Search code examples
c#semaphore.net-7.0

C# make concurrent HTTP calls


I have a bunch of HTTP GET calls to make, but I want to limit it to no more than 5 at once, so I tried to do the following:

var semaphore = new SemaphoreSlim(5, 5);
var threads = new List<Thread>();
var values = new ConcurrentBag<string>();

for (var i = 0; i < callsLeft; i++) {
    var url = $"...";

    var thread = new Thread(async () => {
        await _semaphore.WaitAsync(cancellationToken);

        values.Add(await _client.GetStringAsync(url, cancellationToken));

        _semaphore.Release();
    });

    threads.Add(thread);
    thread.Start();
}

foreach (var thread in threads)
    thread.Join();

Debug.WriteLine("Done");

I'm having two issues with that.

  1. The done message is printed before all of the threads actually complete.
  2. 5 HTTP calls are made right away, but then it seems to only add one at a time. Essentially all the rest kick off one by one, evenly spaced. There's never a case where two or three start at once, for example.

Solution

  • First of all, HttpClient operations are thread-safe. They don't need locking. Second, all HttpClient operations are asynchronous so they don't need extra threads.

    All at once

    A quick and dirty way to make concurrent calls would be to just fire off all operations and await all the tasks:

    var tasks=urls.Select(url=>_client.GetStringAsync(url, cancellationToken))
                  .ToArray();
    
    var results=await Task.WhenAll(tasks);
    
    foreach(var result in results)
    {
        Console.WriteLine(result);
    }
    

    or

    var tasks=urls.Select(async url=>{
        var result=await _client.GetStringAsync(url, cancellationToken);
        Console.WriteLine("{0}\t{1}",url,result);
    });
    
    await Task.WhenAll(tasks);
    

    Controlled concurrency with Parallel.ForEachAsync

    A better way would be to use Parallel.ForEachAsync to limit the number of concurrent operations.

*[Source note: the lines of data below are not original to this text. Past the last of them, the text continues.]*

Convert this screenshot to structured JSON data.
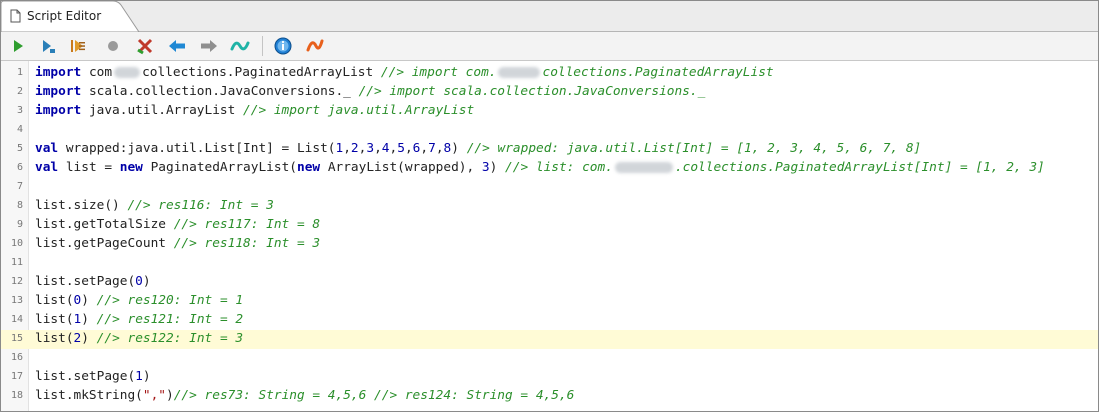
{
  "tab": {
    "title": "Script Editor"
  },
  "toolbar": {
    "buttons": [
      {
        "name": "run-button",
        "icon": "play-icon",
        "color": "#2f9e2f"
      },
      {
        "name": "step-button",
        "icon": "step-run-icon",
        "color": "#2a7fb8"
      },
      {
        "name": "run-to-cursor-button",
        "icon": "run-lines-icon",
        "color": "#c97a1c"
      },
      {
        "name": "stop-button",
        "icon": "record-stop-icon",
        "color": "#9a9a9a"
      },
      {
        "name": "clear-button",
        "icon": "clear-icon",
        "color": "#c0392b"
      },
      {
        "name": "back-button",
        "icon": "arrow-left-icon",
        "color": "#1f88d4"
      },
      {
        "name": "forward-button",
        "icon": "arrow-right-icon",
        "color": "#8f8f8f"
      },
      {
        "name": "format-button",
        "icon": "wave-teal-icon",
        "color": "#1fb3a6"
      },
      {
        "name": "info-button",
        "icon": "info-icon",
        "color": "#1f7fd4"
      },
      {
        "name": "scala-button",
        "icon": "wave-orange-icon",
        "color": "#e8601c"
      }
    ]
  },
  "code": {
    "current_line": 15,
    "lines": [
      {
        "n": "1",
        "segs": [
          {
            "t": "import",
            "c": "kw"
          },
          {
            "t": " com"
          },
          {
            "blur": 26
          },
          {
            "t": "collections.PaginatedArrayList "
          },
          {
            "t": "//> import com.",
            "c": "cm"
          },
          {
            "blur": 42
          },
          {
            "t": "collections.PaginatedArrayList",
            "c": "cm"
          }
        ]
      },
      {
        "n": "2",
        "segs": [
          {
            "t": "import",
            "c": "kw"
          },
          {
            "t": " scala.collection.JavaConversions._ "
          },
          {
            "t": "//> import scala.collection.JavaConversions._",
            "c": "cm"
          }
        ]
      },
      {
        "n": "3",
        "segs": [
          {
            "t": "import",
            "c": "kw"
          },
          {
            "t": " java.util.ArrayList "
          },
          {
            "t": "//> import java.util.ArrayList",
            "c": "cm"
          }
        ]
      },
      {
        "n": "4",
        "segs": []
      },
      {
        "n": "5",
        "segs": [
          {
            "t": "val",
            "c": "kw"
          },
          {
            "t": " wrapped:java.util.List[Int] = List("
          },
          {
            "t": "1",
            "c": "num"
          },
          {
            "t": ","
          },
          {
            "t": "2",
            "c": "num"
          },
          {
            "t": ","
          },
          {
            "t": "3",
            "c": "num"
          },
          {
            "t": ","
          },
          {
            "t": "4",
            "c": "num"
          },
          {
            "t": ","
          },
          {
            "t": "5",
            "c": "num"
          },
          {
            "t": ","
          },
          {
            "t": "6",
            "c": "num"
          },
          {
            "t": ","
          },
          {
            "t": "7",
            "c": "num"
          },
          {
            "t": ","
          },
          {
            "t": "8",
            "c": "num"
          },
          {
            "t": ") "
          },
          {
            "t": "//> wrapped: java.util.List[Int] = [1, 2, 3, 4, 5, 6, 7, 8]",
            "c": "cm"
          }
        ]
      },
      {
        "n": "6",
        "segs": [
          {
            "t": "val",
            "c": "kw"
          },
          {
            "t": " list = "
          },
          {
            "t": "new",
            "c": "kw"
          },
          {
            "t": " PaginatedArrayList("
          },
          {
            "t": "new",
            "c": "kw"
          },
          {
            "t": " ArrayList(wrapped), "
          },
          {
            "t": "3",
            "c": "num"
          },
          {
            "t": ") "
          },
          {
            "t": "//> list: com.",
            "c": "cm"
          },
          {
            "blur": 58
          },
          {
            "t": ".collections.PaginatedArrayList[Int] = [1, 2, 3]",
            "c": "cm"
          }
        ]
      },
      {
        "n": "7",
        "segs": []
      },
      {
        "n": "8",
        "segs": [
          {
            "t": "list.size() "
          },
          {
            "t": "//> res116: Int = 3",
            "c": "cm"
          }
        ]
      },
      {
        "n": "9",
        "segs": [
          {
            "t": "list.getTotalSize "
          },
          {
            "t": "//> res117: Int = 8",
            "c": "cm"
          }
        ]
      },
      {
        "n": "10",
        "segs": [
          {
            "t": "list.getPageCount "
          },
          {
            "t": "//> res118: Int = 3",
            "c": "cm"
          }
        ]
      },
      {
        "n": "11",
        "segs": []
      },
      {
        "n": "12",
        "segs": [
          {
            "t": "list.setPage("
          },
          {
            "t": "0",
            "c": "num"
          },
          {
            "t": ")"
          }
        ]
      },
      {
        "n": "13",
        "segs": [
          {
            "t": "list("
          },
          {
            "t": "0",
            "c": "num"
          },
          {
            "t": ") "
          },
          {
            "t": "//> res120: Int = 1",
            "c": "cm"
          }
        ]
      },
      {
        "n": "14",
        "segs": [
          {
            "t": "list("
          },
          {
            "t": "1",
            "c": "num"
          },
          {
            "t": ") "
          },
          {
            "t": "//> res121: Int = 2",
            "c": "cm"
          }
        ]
      },
      {
        "n": "15",
        "segs": [
          {
            "t": "list("
          },
          {
            "t": "2",
            "c": "num"
          },
          {
            "t": ") "
          },
          {
            "t": "//> res122: Int = 3",
            "c": "cm"
          }
        ]
      },
      {
        "n": "16",
        "segs": []
      },
      {
        "n": "17",
        "segs": [
          {
            "t": "list.setPage("
          },
          {
            "t": "1",
            "c": "num"
          },
          {
            "t": ")"
          }
        ]
      },
      {
        "n": "18",
        "segs": [
          {
            "t": "list.mkString("
          },
          {
            "t": "\",\"",
            "c": "str"
          },
          {
            "t": ")"
          },
          {
            "t": "//> res73: String = 4,5,6 //> res124: String = 4,5,6",
            "c": "cm"
          }
        ]
      }
    ]
  }
}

The default is the value of Environment.ProcessorCount

    await Parallel.ForEachAsync(urls, async (url,token)=>{
        var result=_client.GetStringAsync(url,token);
        Console.WriteLine("{0}\t{1}",url,result);
    }, cancellationToken);
    

    Since all operations are asynchronous, we can start more than the available core count:

    ParallelOptions options= new()
    {
        MaxDegreeOfParallelism = 10
    };
    await Parallel.ForEachAsync(urls, options,async (url,token)=>{
        var result=_client.GetStringAsync(url,token);
        Console.WriteLine("{0}\t{1}",url,result);
    }, cancellationToken);
    

    Multi-step Processing Pipeline

    Another option is to use TPL DataFlow blocks to construct a pipeline that retrieves results in one step and processes them in another, again with a controlled degree of concurrency.

    var dlOptions = new ExecutionDataflowBlockOptions {
        MaxDegreeOfParallelism=10
    };
    var downloader=new TransformBlock<string,string>(
                         url => _client.GetStringAsync(url,cancellationToken),
                         dlOptions);
    var parser=new TransformBlock<string,Something>(ParseIntoSomething);
    var importer=new ActionBlock<Something>(ImportInDb);
    
    var linkOptions = new DataflowLinkOptions {PropagateCompletion = true};
    downloader.LinkTo(parser,linkOptions);
    parser.LinkTo(importer,linkOptions);
    

    Once we set up the pipeline, we can start posting messages to the head block and await the tail to complete:

    foreach(var url in urls)
    {
        downloader.Post(url);
    }
    
    downloader.Complete();
    await importer.Completion;
    

    In this case, at most 10 downloads are executed concurrently. Separate blocks parse 1 response at a time and store it in the database. Each of those blocks uses 1 task.